When you work for yourself, in most cases you are the product. It’s your experience, your expertise, your knowledge that you’re trading for cold, hard cash.
But the surprising result of that obvious fact is that it means you will need to spend more time than you ever expected, day in and day out, talking about yourself.
For some people, I suppose that’s easy, but for most of the free agents I’ve worked with over the years, it’s one of the hardest parts of what is otherwise a pretty great way of making money. In order to find clients who want your expertise, you have to get comfortable being your own biggest fan. So how do you do that without feeling totally awkward?
First off, you’re the face of your brand, and that’s a good thing. My website has my picture on the home page, a fact that horrified me when my designer first suggested it. But I do it because people want to have a sense of personal connection when they are looking at experts to hire. Think about it: When you have a business or personal problem, do you want to go to a big, anonymous, impersonal organization, or do you want to go to someone you trust?
This is the first part of the art of selling yourself. People are looking for authenticity, and that means you have to put yourself out there so your buyers can feel like they know who they are working with. No, it’s not about what you look like, it’s about the fact that you are a real person, with real experiences.
Once you’ve demonstrated that you do, in fact, exist, the next step is to showcase your strengths. People want a reason to choose to work with you.
Let Someone Else Talk About You
This can be tough if you try to do it yourself. When I write about myself, I often downplay what I’ve done, but when you’re trading on your expertise, it’s no time to be shy. If you aren’t comfortable making strong, confident statements about your work, get someone else to do it! Ask your friends and colleagues how they would describe you professionally. Get testimonials, examples, and references. Better yet, get a video of someone who thinks you are awesome talking about what you did for them.
OK, so now your prospects know you are a real person, and you’ve got some strong testimonials from other people validating that you do amazing work. Now it’s time to make sure you are crystal clear about what you do. Many people who are new to freelancing start out trying to sell everything to everyone, but buyers want to see a sign that you can definitely help them. That means being specific about your capabilities.

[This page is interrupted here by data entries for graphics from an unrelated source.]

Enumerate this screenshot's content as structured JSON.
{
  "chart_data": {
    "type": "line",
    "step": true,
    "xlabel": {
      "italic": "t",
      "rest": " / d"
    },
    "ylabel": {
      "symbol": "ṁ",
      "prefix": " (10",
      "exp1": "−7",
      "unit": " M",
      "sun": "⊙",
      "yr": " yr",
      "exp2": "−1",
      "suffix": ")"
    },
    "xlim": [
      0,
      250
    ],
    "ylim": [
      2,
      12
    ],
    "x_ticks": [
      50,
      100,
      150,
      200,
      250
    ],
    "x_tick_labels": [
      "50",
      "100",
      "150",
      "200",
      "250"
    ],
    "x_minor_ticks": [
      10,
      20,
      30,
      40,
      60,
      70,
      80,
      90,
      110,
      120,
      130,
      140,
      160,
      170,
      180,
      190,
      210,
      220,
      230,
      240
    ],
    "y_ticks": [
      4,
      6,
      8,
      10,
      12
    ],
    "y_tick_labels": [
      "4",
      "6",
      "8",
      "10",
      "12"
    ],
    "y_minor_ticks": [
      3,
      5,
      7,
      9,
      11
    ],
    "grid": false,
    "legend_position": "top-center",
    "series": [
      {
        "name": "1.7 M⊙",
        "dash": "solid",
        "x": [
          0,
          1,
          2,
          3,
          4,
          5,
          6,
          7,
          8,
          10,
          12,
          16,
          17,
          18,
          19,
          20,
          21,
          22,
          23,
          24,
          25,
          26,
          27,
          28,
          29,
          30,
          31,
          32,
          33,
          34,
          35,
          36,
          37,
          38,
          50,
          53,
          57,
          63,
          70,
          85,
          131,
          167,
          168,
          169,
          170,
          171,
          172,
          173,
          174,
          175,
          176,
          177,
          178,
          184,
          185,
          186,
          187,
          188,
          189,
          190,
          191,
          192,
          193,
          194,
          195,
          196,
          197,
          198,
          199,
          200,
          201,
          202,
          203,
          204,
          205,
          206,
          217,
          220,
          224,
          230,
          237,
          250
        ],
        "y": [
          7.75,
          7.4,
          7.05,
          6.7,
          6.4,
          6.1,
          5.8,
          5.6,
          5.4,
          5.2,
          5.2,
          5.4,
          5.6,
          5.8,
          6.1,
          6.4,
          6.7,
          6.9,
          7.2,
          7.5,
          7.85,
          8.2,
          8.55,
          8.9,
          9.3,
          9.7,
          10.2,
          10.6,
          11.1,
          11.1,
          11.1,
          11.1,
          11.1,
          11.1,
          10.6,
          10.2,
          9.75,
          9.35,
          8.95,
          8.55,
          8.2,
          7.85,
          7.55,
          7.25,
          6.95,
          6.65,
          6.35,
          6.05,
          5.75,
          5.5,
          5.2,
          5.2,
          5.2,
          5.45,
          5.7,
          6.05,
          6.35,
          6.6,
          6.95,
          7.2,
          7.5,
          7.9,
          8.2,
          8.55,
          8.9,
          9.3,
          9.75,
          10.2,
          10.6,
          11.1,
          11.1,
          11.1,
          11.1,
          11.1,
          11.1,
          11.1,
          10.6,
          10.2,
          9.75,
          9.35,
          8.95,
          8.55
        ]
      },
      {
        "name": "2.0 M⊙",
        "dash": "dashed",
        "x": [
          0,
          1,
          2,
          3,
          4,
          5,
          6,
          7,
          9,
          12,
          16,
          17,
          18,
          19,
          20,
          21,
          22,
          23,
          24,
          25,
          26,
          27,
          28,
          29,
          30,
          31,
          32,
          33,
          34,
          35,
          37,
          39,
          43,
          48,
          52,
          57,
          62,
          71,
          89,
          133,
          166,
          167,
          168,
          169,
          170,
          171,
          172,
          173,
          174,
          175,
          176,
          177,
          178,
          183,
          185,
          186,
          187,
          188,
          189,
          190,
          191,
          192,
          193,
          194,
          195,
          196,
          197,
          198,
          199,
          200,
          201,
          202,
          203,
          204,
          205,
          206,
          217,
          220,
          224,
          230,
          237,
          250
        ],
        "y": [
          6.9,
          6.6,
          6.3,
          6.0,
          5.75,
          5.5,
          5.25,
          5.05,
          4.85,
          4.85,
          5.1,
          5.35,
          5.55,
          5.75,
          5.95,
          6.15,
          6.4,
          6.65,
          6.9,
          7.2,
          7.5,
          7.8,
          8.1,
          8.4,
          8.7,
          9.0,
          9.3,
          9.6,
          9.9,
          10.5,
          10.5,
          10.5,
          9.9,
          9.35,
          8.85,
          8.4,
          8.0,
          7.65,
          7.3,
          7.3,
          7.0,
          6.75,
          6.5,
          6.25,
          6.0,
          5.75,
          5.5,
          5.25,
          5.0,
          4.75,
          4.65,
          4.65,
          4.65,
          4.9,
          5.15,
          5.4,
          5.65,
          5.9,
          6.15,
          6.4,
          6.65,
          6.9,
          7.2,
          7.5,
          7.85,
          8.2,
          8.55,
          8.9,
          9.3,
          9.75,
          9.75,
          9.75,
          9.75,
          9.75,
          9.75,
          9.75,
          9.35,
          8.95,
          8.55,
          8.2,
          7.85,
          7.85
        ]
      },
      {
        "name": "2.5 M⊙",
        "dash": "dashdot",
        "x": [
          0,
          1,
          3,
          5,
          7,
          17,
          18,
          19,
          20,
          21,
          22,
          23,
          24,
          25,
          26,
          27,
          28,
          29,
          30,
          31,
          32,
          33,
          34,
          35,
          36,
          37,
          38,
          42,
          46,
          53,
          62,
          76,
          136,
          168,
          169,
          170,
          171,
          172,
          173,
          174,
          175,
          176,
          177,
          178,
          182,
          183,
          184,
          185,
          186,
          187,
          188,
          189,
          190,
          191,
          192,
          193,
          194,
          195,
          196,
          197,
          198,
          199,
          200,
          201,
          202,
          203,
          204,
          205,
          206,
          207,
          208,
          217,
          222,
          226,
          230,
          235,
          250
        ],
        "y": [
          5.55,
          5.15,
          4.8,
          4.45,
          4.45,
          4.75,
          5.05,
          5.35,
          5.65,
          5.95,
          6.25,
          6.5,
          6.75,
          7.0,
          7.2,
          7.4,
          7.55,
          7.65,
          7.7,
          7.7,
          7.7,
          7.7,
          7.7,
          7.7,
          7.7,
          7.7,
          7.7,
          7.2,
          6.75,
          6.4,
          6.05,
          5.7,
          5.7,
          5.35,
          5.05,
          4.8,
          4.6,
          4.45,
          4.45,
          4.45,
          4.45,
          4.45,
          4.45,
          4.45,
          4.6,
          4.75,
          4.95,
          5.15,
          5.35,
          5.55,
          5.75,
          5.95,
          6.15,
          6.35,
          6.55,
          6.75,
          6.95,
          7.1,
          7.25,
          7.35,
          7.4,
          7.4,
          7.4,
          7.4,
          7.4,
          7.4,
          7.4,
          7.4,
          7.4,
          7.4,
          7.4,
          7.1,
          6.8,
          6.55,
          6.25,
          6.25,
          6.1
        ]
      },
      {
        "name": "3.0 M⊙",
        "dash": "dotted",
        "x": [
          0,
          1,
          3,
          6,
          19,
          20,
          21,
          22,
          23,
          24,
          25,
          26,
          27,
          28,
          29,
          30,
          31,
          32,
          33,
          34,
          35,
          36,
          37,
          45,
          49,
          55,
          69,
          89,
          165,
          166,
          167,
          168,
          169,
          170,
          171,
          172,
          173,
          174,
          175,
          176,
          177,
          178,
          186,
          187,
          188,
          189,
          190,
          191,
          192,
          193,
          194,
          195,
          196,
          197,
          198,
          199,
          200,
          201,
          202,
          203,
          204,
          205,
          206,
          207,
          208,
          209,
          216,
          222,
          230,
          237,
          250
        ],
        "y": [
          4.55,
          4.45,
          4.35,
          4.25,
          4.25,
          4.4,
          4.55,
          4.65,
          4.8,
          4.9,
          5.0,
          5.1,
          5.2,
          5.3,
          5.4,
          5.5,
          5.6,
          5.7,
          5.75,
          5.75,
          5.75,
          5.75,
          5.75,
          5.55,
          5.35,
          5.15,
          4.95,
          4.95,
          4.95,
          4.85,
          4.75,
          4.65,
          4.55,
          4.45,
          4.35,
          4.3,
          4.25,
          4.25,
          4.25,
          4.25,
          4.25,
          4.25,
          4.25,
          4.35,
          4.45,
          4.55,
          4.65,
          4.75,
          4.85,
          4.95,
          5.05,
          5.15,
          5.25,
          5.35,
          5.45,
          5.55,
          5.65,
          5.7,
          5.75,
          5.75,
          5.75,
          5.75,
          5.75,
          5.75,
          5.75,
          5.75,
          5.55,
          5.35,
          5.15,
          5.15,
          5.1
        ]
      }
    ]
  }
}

Define Your Unique Offering
I can say I’m a leadership development expert, and that puts me in competition with thousands of freelancers, as well as some heavy-hitter companies like FranklinCovey, Skillsoft, and more. But when I say that I specialize in helping new managers in technology companies engage their teams using a four-part process with proven results, I have suddenly created a much more powerful message. Don’t be afraid to be specific—the more narrowly you define your niche, the easier it is for the right people to find you, and the more likely it will be that they want to buy what you’re selling.
Last but not least, make it easy for people to get in touch. Create a simple contact form that only takes a few seconds to complete. Include an e-mail address if people want to reach out directly. Leverage LinkedIn, Facebook, and other social media outlets so people can engage with you however they find it easiest. Be visible and available at networking events and other in-person venues. As you create your personal professional brand, all these elements hang together to describe who you are and what you do. Because you are the product, and the best thing you can do for your success is to sell yourself!